Econometrics Flashcards
(196 cards)
LLN?
Law of large numbers - As the sample size increases, the sample mean will converge to the population mean.
CLT?
Central Limit Theorem - As the sample size increases, the sample converges to a normal distribution.
I.I.D?
Independent and identical distribution.
What does stochastic mean?
It is used to signify that a variable picked is random.
Why are time series data considered random even thought they are picked at a specific time?
Because any change in history could have altered the realised value of the process. By this logic, every realised value is therefore random.
Temporal ordering?
The ordering of the values is based on the time period.
Contemporaneous meaning?
Existing at or occurring in the same period of time
Why do we sometimes use the term ‘static model’ when referring to time series
We are modelling a contemporaneous relationship between y and z, using a certain time as the base year for example and representing changes from this base.
How should we therefore think of time randomness in time series? (1. outcomes, 2. time series, 3. sample)
The outcomes of economic variables are uncertain, they should therefore be modelled as random variables. Time series are sequences of random variables (= stochastic process). A sample is the one realised path of the time series out of the many possible paths the stochastic process could have taken.
FDL meaning and whether it is a static or dynamic model?
A Finite Distributed Lag model is a dynamic model where we allow one or more variables to affect y with a lag.
FDL and its orders?
The order of the FDL will determine how many lags an impact will have an effect on the aggregate value for. A Lag of three will mean that a value will add to the aggregate y for three periods after its original effect. (see notes for example)
What is another name for δ0 (gamma 0) in FDL models and how is it found? What is its meaning?
The impact multiplier/ propensity. Found by the difference between y and y. It is the immediate change in y due to a one unit increase in the parameter.
What is the LRP or LRM?
The Long-run Propensity or Long-Run Multiplier. It is the permanent increase in y given a permanent increase in z.
What is the likely reason for z to be omitted?
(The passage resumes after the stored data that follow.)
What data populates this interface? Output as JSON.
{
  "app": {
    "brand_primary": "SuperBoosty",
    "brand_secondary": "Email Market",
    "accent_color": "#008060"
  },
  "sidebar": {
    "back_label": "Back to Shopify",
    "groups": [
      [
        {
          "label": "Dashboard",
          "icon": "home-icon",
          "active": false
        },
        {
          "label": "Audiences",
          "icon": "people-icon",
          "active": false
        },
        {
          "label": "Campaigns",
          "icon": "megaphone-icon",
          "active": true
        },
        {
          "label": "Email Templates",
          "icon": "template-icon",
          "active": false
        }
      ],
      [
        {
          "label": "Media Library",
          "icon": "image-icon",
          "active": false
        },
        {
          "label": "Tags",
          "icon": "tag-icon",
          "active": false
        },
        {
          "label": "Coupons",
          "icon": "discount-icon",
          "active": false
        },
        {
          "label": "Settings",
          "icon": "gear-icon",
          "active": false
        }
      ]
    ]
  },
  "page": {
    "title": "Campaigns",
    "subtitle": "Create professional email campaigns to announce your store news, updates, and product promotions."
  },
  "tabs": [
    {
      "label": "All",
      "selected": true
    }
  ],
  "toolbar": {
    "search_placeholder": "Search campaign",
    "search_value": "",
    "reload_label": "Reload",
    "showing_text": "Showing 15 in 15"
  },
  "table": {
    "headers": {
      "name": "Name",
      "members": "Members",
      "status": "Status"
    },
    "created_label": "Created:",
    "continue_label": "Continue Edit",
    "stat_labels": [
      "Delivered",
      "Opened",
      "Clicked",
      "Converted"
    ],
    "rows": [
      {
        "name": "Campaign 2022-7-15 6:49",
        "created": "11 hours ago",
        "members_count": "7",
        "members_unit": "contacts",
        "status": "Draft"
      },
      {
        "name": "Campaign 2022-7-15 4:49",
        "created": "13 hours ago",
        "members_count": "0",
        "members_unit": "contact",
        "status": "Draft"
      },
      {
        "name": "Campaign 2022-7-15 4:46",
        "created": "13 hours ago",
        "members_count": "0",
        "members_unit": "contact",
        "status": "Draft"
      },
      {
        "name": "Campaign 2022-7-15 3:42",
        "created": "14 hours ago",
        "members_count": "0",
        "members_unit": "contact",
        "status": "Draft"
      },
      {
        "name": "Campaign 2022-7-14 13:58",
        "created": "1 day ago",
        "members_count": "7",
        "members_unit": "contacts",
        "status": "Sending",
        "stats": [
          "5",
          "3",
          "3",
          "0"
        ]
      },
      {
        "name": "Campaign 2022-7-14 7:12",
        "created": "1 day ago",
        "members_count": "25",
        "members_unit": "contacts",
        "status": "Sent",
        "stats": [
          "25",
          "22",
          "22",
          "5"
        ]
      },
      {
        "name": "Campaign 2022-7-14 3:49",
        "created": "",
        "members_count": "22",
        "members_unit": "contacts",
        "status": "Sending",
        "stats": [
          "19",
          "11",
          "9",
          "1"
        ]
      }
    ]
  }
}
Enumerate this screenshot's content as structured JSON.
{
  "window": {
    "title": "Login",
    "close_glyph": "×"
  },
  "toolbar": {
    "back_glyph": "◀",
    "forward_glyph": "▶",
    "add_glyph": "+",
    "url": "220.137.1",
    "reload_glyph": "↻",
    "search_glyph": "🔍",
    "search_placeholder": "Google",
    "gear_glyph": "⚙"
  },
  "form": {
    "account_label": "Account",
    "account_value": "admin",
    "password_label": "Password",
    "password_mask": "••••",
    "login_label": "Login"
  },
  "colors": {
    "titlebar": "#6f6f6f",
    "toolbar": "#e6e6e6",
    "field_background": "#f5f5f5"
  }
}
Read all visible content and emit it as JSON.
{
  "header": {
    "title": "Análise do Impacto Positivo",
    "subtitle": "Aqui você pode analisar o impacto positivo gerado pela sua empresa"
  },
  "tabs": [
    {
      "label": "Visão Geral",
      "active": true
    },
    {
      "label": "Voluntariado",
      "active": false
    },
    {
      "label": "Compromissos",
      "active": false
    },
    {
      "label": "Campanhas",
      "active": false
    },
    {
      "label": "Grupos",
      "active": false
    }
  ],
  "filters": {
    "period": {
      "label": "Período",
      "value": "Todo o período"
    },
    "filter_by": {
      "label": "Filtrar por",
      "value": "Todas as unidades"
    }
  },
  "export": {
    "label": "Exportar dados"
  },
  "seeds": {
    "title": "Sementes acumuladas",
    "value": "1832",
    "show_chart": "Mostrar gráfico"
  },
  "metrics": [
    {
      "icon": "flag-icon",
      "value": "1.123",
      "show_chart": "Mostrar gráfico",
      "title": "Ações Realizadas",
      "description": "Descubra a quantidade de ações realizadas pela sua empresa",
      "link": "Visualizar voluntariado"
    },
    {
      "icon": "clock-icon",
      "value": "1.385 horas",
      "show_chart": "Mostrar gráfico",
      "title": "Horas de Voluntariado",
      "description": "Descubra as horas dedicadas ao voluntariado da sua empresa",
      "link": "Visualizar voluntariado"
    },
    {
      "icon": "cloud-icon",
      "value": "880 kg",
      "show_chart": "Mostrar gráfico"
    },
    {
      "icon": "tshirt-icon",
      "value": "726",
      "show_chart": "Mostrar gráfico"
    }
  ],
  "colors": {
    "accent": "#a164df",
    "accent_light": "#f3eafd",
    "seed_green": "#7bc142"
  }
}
Delta<0> (the impact propensity) = 0.
Dependent variable?
The y value, the explained variable.
Independent Variable?
x. The explanatory variable.
X (bold) meaning?
The collection of all independent variables for all time periods. Useful in time series to think of it as n rocks and k columns.
What are the five classical assumptions for time series?
TS1: Linear in parameters TS2: No perfect collinearity TS3: Strict Exogeneity TS4: Homoskedasticity TS5: No Autocorrelation
TS3 intuitive understanding?
Strict exogeneity/ zero conditional mean. Implies that the error at time t is uncorrelated with each explanatory variable in every time period. So the expectation of U at time time, given all X, =0.
TS1-TS3?
Unbiasedness of the OLS estimator.
Contemporaneous Exogeneity intuitive understanding and application to consistency and unbiasedness?
The error term at time t is uncorrelated with the explanatory valuables also dated at time t. It implies that u and the explanatory variables are contemporaneously uncorrelated. Contemporaneous exogeneity is all that is needed to prove the OLS estimator is consistent but not enough for unbiasedness.
When would TS5 fail and what would be the explanation of failure?
The error would suffer from autocorrelation or serial correlation, meaning that say the error in the current period is correlated with the previous period (so if the previous period was positive, the chance of the current period being positive is higher)
BLUE?
Best in linear unbiased estimators. Requires Gauss Markov Assumption (TS1-TS5).
Gauss-Markov Theorem?
Under TS1-TS5, the OLS estimators are the best linear unbiased estimators conditional on X.